To begin with they met little resistance but eventually, the Viet Cong hit back with a sustained ferocity and by the end of March 1971 what was left of the southern army crossed back into South Vietnam, hounded by the Viet Cong. It had been nothing short of disastrous and though the fall of Saigon was still three years away, many in Washington already knew they were now fighting a lost cause.
The Paris Peace Accords were signed by all sides in January 1973. It outlined the U.S withdrawal from the country and established a clear division between the north and south – though few were under any illusions of what would happen once the Americans left.
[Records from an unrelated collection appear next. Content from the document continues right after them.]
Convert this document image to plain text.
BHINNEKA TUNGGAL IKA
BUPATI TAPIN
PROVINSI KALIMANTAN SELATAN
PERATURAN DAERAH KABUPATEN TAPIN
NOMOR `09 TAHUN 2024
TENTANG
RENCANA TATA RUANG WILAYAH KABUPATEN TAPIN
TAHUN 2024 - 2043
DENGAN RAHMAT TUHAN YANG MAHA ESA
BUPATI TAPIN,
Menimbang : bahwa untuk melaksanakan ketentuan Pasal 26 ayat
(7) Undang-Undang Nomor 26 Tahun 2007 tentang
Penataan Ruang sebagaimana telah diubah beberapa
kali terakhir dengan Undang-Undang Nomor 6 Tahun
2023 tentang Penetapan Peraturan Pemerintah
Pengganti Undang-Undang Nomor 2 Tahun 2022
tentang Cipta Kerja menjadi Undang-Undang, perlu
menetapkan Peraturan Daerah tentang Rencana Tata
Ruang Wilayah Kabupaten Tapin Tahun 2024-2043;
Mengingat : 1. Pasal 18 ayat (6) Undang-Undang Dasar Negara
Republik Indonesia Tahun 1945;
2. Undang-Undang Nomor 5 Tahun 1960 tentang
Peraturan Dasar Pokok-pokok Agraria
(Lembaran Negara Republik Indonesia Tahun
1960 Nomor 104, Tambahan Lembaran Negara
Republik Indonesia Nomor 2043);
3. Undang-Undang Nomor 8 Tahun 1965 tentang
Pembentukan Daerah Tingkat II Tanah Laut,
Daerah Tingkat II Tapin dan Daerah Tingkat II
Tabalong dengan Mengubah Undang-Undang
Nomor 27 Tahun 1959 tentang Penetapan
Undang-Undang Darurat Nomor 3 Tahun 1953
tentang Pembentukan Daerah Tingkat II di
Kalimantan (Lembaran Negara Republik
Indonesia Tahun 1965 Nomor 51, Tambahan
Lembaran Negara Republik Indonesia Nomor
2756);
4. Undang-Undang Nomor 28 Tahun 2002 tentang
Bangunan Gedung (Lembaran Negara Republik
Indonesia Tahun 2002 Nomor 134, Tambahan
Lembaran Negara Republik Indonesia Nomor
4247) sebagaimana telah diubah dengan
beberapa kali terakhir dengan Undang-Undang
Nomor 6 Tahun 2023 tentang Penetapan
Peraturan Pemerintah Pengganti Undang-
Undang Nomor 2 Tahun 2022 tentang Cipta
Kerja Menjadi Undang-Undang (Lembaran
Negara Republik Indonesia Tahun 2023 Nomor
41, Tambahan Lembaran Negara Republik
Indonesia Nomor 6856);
Throughout 1973, the North Vietnamese forces gathered and prepared for what would be the final assault. The Ho Chi Minh Trail, now an astonishing complex arrangement with paved roads virtually the entire way, saw a huge amount of activity as troops and equipment poured south. In late December 1974, the Battle of Phước Long began and by early January the north had emerged victorious. It was now clear that without the support of their American Allies, the South Vietnamese forces stood little chance.
What little fight was left evaporated in the early months of 1975 as southern resistance crumbled. Terror spread through the South as North Vietnamese troops stormed towards Saigon. Despite an admirable and massive evacuation plan by the United States, only around 22,000 South Vietnamese who had worked for the Americans, along with their families, were evacuated. On 30th April 1975, Saigon finally fell, bringing an end to one of the longest-running major wars of the 20th Century.
The effect the Ho Chi Minh Trail had on the conflict is difficult to emphasise. Take it out of the war and we have an entirely different war. The Viet Cong and PAVN were able to succeed because of their hit and run guerrilla tactics but also because of the astonishing success of the various roads and trails that made up this now iconic route.
Simply in terms of logistics, it’s mind-boggling what was done in the jungles of Laos and Cambodia under hellish conditions, both natural and American made. The United States threw absolutely everything they had at the Ho Chi Minh Trail and still it kept on coming. This was the trail that won the war.